Décentralisation - L'organisation des pouvoirs locaux vue par les directeurs généraux d'intercommunalité

Quelle doit être l'organisation territoriale de la France de demain ? Pour les directeurs généraux d'intercommunalité, qui viennent de dévoiler leur "manifeste", il n'y a pas de doute. Les régions et les intercommunalités devront jouer un rôle central. Conséquence de leur montée en puissance, ces dernières devront être élues au suffrage universel dans le cadre de circonscriptions communautaires.
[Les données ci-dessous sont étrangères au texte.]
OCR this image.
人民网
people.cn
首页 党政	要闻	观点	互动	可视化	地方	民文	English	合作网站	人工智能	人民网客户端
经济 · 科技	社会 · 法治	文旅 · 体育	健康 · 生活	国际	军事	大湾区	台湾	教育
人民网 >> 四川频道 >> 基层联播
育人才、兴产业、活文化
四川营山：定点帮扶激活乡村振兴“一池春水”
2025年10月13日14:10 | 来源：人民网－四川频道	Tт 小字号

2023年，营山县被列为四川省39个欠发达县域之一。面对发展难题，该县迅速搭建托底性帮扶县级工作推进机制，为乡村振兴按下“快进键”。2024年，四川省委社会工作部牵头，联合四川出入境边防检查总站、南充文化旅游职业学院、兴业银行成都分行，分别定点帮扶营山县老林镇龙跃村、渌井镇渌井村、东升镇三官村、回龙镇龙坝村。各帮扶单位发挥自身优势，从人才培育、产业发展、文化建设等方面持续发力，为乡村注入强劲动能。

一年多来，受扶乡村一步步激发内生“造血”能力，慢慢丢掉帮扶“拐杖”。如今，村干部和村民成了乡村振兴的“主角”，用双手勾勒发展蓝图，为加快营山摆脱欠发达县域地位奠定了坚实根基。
Depuis la réforme des collectivités territoriales, l'intercommunalité "apparaît" comme "une collectivité locale 'presque' comme les autres". C'est le constat que les directeurs généraux de communautés dressent dans un "manifeste" que leur association, l'ADGCF, vient de rendre public afin de participer au débat sur la nouvelle étape de la décentralisation.
De ce constat rapide mais très clair, ils tirent sans tarder une conclusion. Comme les autres élus, ceux de l'intercommunalité doivent être désignés au suffrage universel direct. Certes, un pas sera franchi en 2014 avec le "fléchage" d'une partie des candidats élus sur les listes municipales. Mais il faudra aller plus loin, compte tenu "des budgets, des compétences et des agents que gèrent les intercommunalités", affirment les cadres dirigeants des intercommunalités. Ils prônent "l'organisation d'une élection intercommunale dans le cadre d'une circonscription communautaire, visant à constituer tout ou partie du conseil communautaire et à élire son président ou son exécutif".
Incarnant "une formule novatrice d'administration locale", l'intercommunalité est, d'après ceux qui la gèrent, promise à un bel avenir. Ses compétences doivent encore être renforcées. Lui confier l'élaboration des plans locaux d'urbanisme (PLU), comme l'envisage l'avant-projet de loi de "décentralisation et de modernisation de l'action publique" est une bonne chose pour 92% des directeurs généraux de communautés. Ce qui ne les empêche pas de juger les communes irremplaçables pour les "politiques de préservation du lien social, mais aussi l'explication et la traduction localisée des politiques communautaires".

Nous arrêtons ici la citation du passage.